Mais que toutes les personnes mariées se rassurent, l’abrogation de l’article 225-1 du Code civil ne marquerait pas pour autant la fin de la reconnaissance officielle du statut matrimonial. Il est en effet primordial de conserver sur tous les documents d’identité la mention du lien matrimonial afin de faciliter les démarches administratives ainsi que celles liées à la vie quotidienne.

Mais plutôt que de mentionner sur les seules pièces d’identité des femmes : « Marie Durand épouse Dubois », tout document d’identité d’une personne mariée serait ainsi renseigné : « Marie Durand épouse de Jean Dubois » et « Jean Dubois époux de Marie Durand », en déclinant bien évidemment cette reconnaissance du mariage à tous les couples.

Un petit pas pour le législateur, un grand pas pour l’égalité Homme-Femme.

Karine Vartanian Professeure de Droit Rédactrice juridique

[1Article 311-21 al. 1 du Code civil : « Lorsque la filiation d’un enfant est établie à l’égard de ses deux parents au plus tard le jour de la déclaration de sa naissance ou par la suite mais simultanément, ces derniers choisissent le nom de famille qui lui est dévolu : soit le nom du père, soit le nom de la mère, soit leurs deux noms accolés dans l’ordre choisi par eux dans la limite d’un nom de famille pour chacun d’eux. En l’absence de déclaration conjointe à l’officier de l’état civil mentionnant le choix du nom de l’enfant, celui-ci prend le nom de celui de ses parents à l’égard duquel sa filiation est établie en premier lieu et le nom de son père si sa filiation est établie simultanément à l’égard de l’un et de l’autre. En cas de désaccord entre les parents, signalé par l’un d’eux à l’officier de l’état civil, au plus tard au jour de la déclaration de naissance ou après la naissance, lors de l’établissement simultané de la filiation, l’enfant prend leurs deux noms, dans la limite du premier nom de famille pour chacun d’eux, accolés selon l’ordre alphabétique ». Il convient de noter que le nom précédemment dévolu ou choisi pour un enfant commun vaut pour les autres enfants communs.

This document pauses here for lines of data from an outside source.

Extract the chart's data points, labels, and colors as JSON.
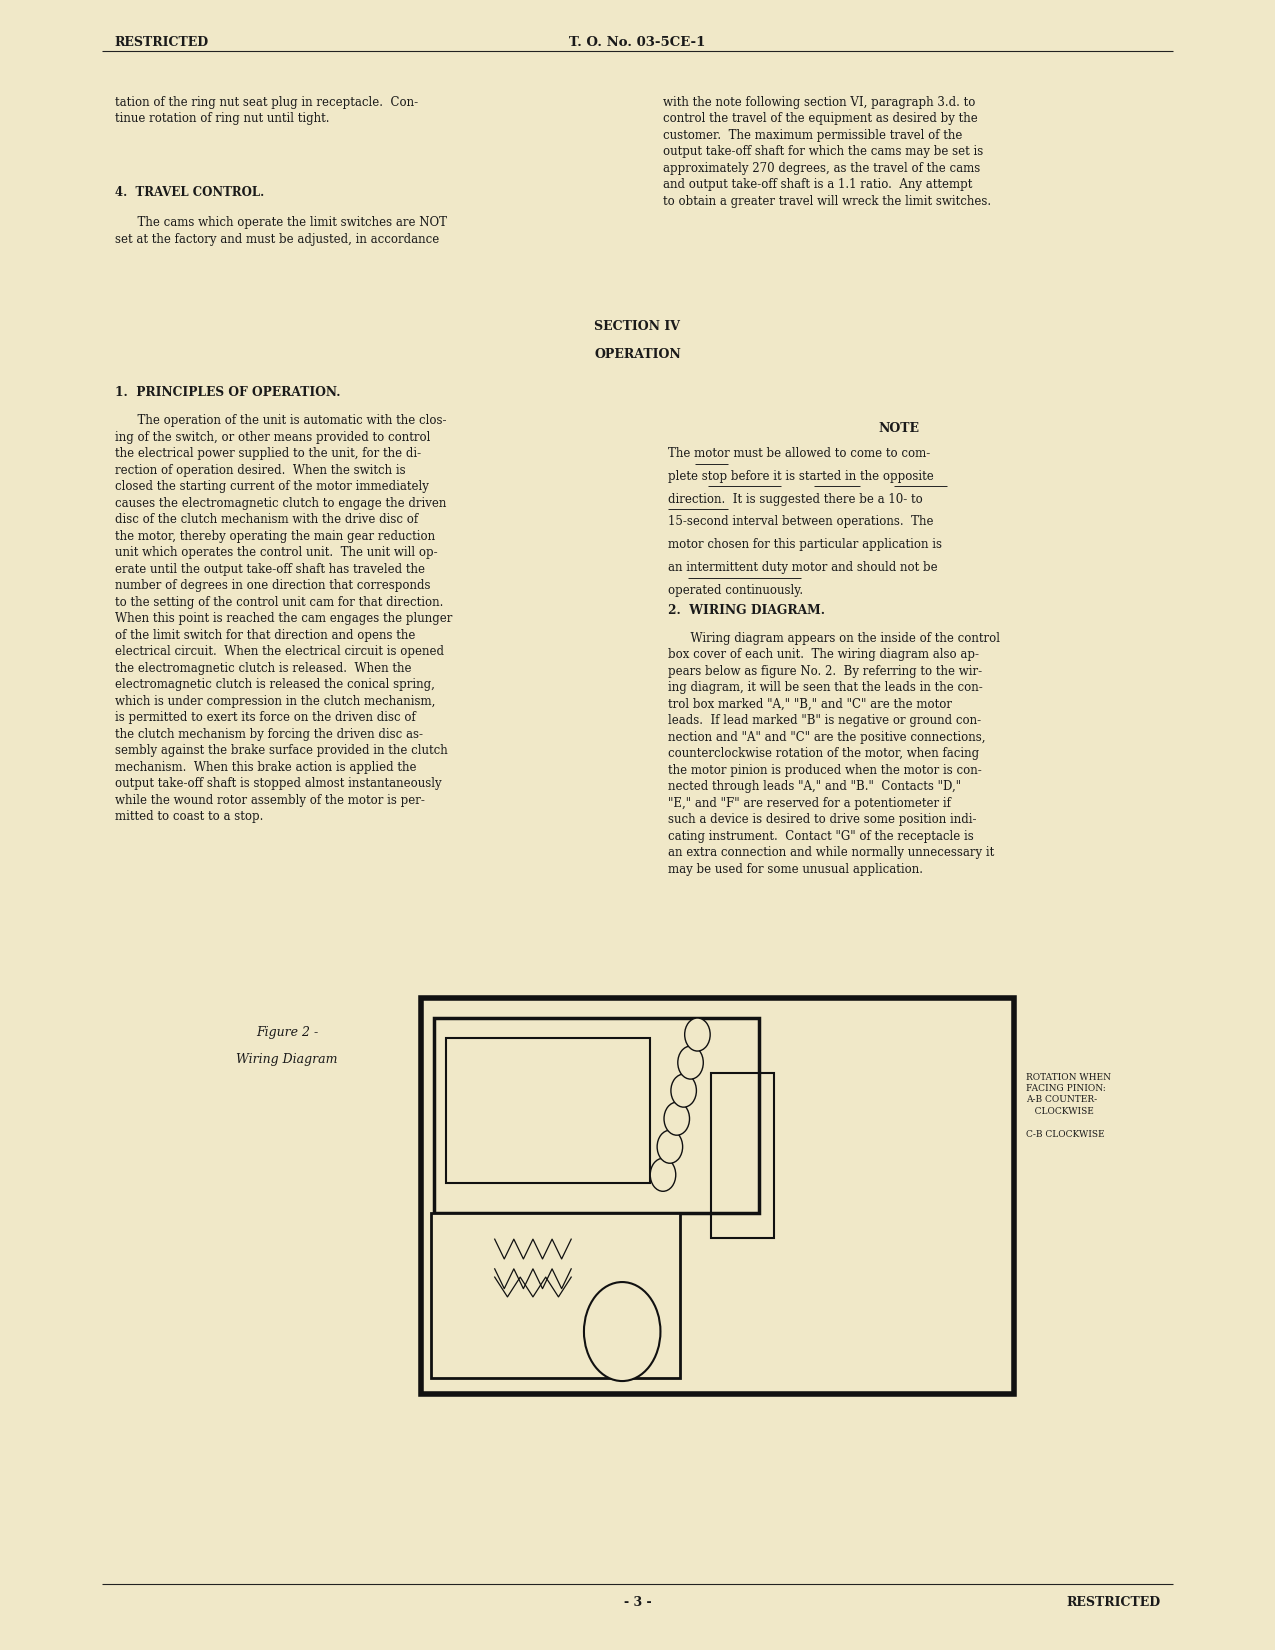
{
  "bg_color": "#f0e8c8",
  "text_color": "#1a1a1a",
  "header_restricted_left": "RESTRICTED",
  "header_to_center": "T. O. No. 03-5CE-1",
  "footer_page_num": "- 3 -",
  "footer_restricted_right": "RESTRICTED",
  "para_intro_col1": "tation of the ring nut seat plug in receptacle.  Con-\ntinue rotation of ring nut until tight.",
  "para_intro_col2": "with the note following section VI, paragraph 3.d. to\ncontrol the travel of the equipment as desired by the\ncustomer.  The maximum permissible travel of the\noutput take-off shaft for which the cams may be set is\napproximately 270 degrees, as the travel of the cams\nand output take-off shaft is a 1.1 ratio.  Any attempt\nto obtain a greater travel will wreck the limit switches.",
  "section_heading": "SECTION IV",
  "operation_heading": "OPERATION",
  "principles_heading": "1.  PRINCIPLES OF OPERATION.",
  "principles_col1_indent": "      The operation of the unit is automatic with the clos-\ning of the switch, or other means provided to control\nthe electrical power supplied to the unit, for the di-\nrection of operation desired.  When the switch is\nclosed the starting current of the motor immediately\ncauses the electromagnetic clutch to engage the driven\ndisc of the clutch mechanism with the drive disc of\nthe motor, thereby operating the main gear reduction\nunit which operates the control unit.  The unit will op-\nerate until the output take-off shaft has traveled the\nnumber of degrees in one direction that corresponds\nto the setting of the control unit cam for that direction.\nWhen this point is reached the cam engages the plunger\nof the limit switch for that direction and opens the\nelectrical circuit.  When the electrical circuit is opened\nthe electromagnetic clutch is released.  When the\nelectromagnetic clutch is released the conical spring,\nwhich is under compression in the clutch mechanism,\nis permitted to exert its force on the driven disc of\nthe clutch mechanism by forcing the driven disc as-\nsembly against the brake surface provided in the clutch\nmechanism.  When this brake action is applied the\noutput take-off shaft is stopped almost instantaneously\nwhile the wound rotor assembly of the motor is per-\nmitted to coast to a stop.",
  "note_heading": "NOTE",
  "note_line1": "The motor must be allowed to come to com-",
  "note_line2": "plete stop before it is started in the opposite",
  "note_line3": "direction.  It is suggested there be a 10- to",
  "note_line4": "15-second interval between operations.  The",
  "note_line5": "motor chosen for this particular application is",
  "note_line6": "an intermittent duty motor and should not be",
  "note_line7": "operated continuously.",
  "wiring_heading": "2.  WIRING DIAGRAM.",
  "wiring_col2": "      Wiring diagram appears on the inside of the control\nbox cover of each unit.  The wiring diagram also ap-\npears below as figure No. 2.  By referring to the wir-\ning diagram, it will be seen that the leads in the con-\ntrol box marked \"A,\" \"B,\" and \"C\" are the motor\nleads.  If lead marked \"B\" is negative or ground con-\nnection and \"A\" and \"C\" are the positive connections,\ncounterclockwise rotation of the motor, when facing\nthe motor pinion is produced when the motor is con-\nnected through leads \"A,\" and \"B.\"  Contacts \"D,\"\n\"E,\" and \"F\" are reserved for a potentiometer if\nsuch a device is desired to drive some position indi-\ncating instrument.  Contact \"G\" of the receptacle is\nan extra connection and while normally unnecessary it\nmay be used for some unusual application.",
  "figure_caption_line1": "Figure 2 -",
  "figure_caption_line2": "Wiring Diagram",
  "travel_heading": "4.  TRAVEL CONTROL.",
  "travel_col1": "      The cams which operate the limit switches are NOT\nset at the factory and must be adjusted, in accordance"
}
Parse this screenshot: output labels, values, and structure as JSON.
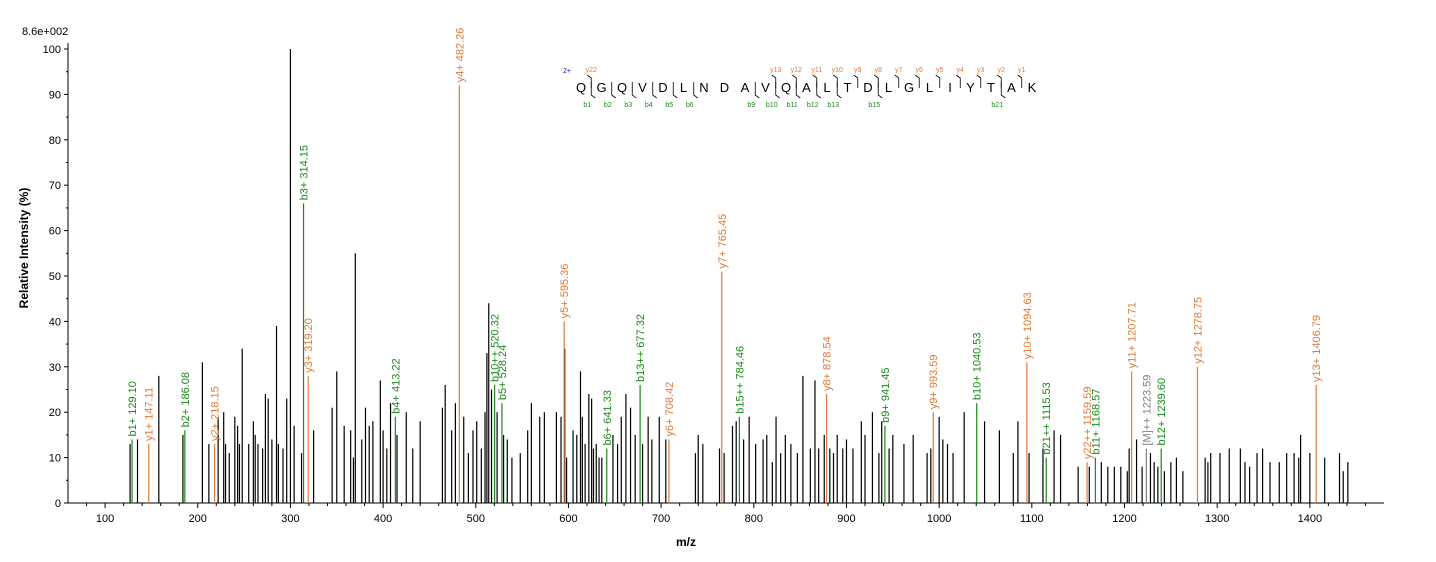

[2Il peut y avoir intérêt particulier à conserver l’usage du nom marital :
- afin de porter le même nom que les enfants issus du mariage, notamment lorsqu’ils sont mineurs ;
- eu égard à la reconnaissance professionnelle sous le seul nom de l’époux dans le cadre de l’exercice d’une profession artistique, commerciale ou libérale ;
- dans le but de faciliter l’intégration du conjoint dont le nom de famille est à consonance étrangère ;
- compte tenu de la durée du mariage.

[3Demande qui n’est d’ailleurs pas limitée dans le temps et si généralement elle est faite lors de la procédure de divorce, aucun texte n’interdit qu’elle puisse être introduite postérieurement.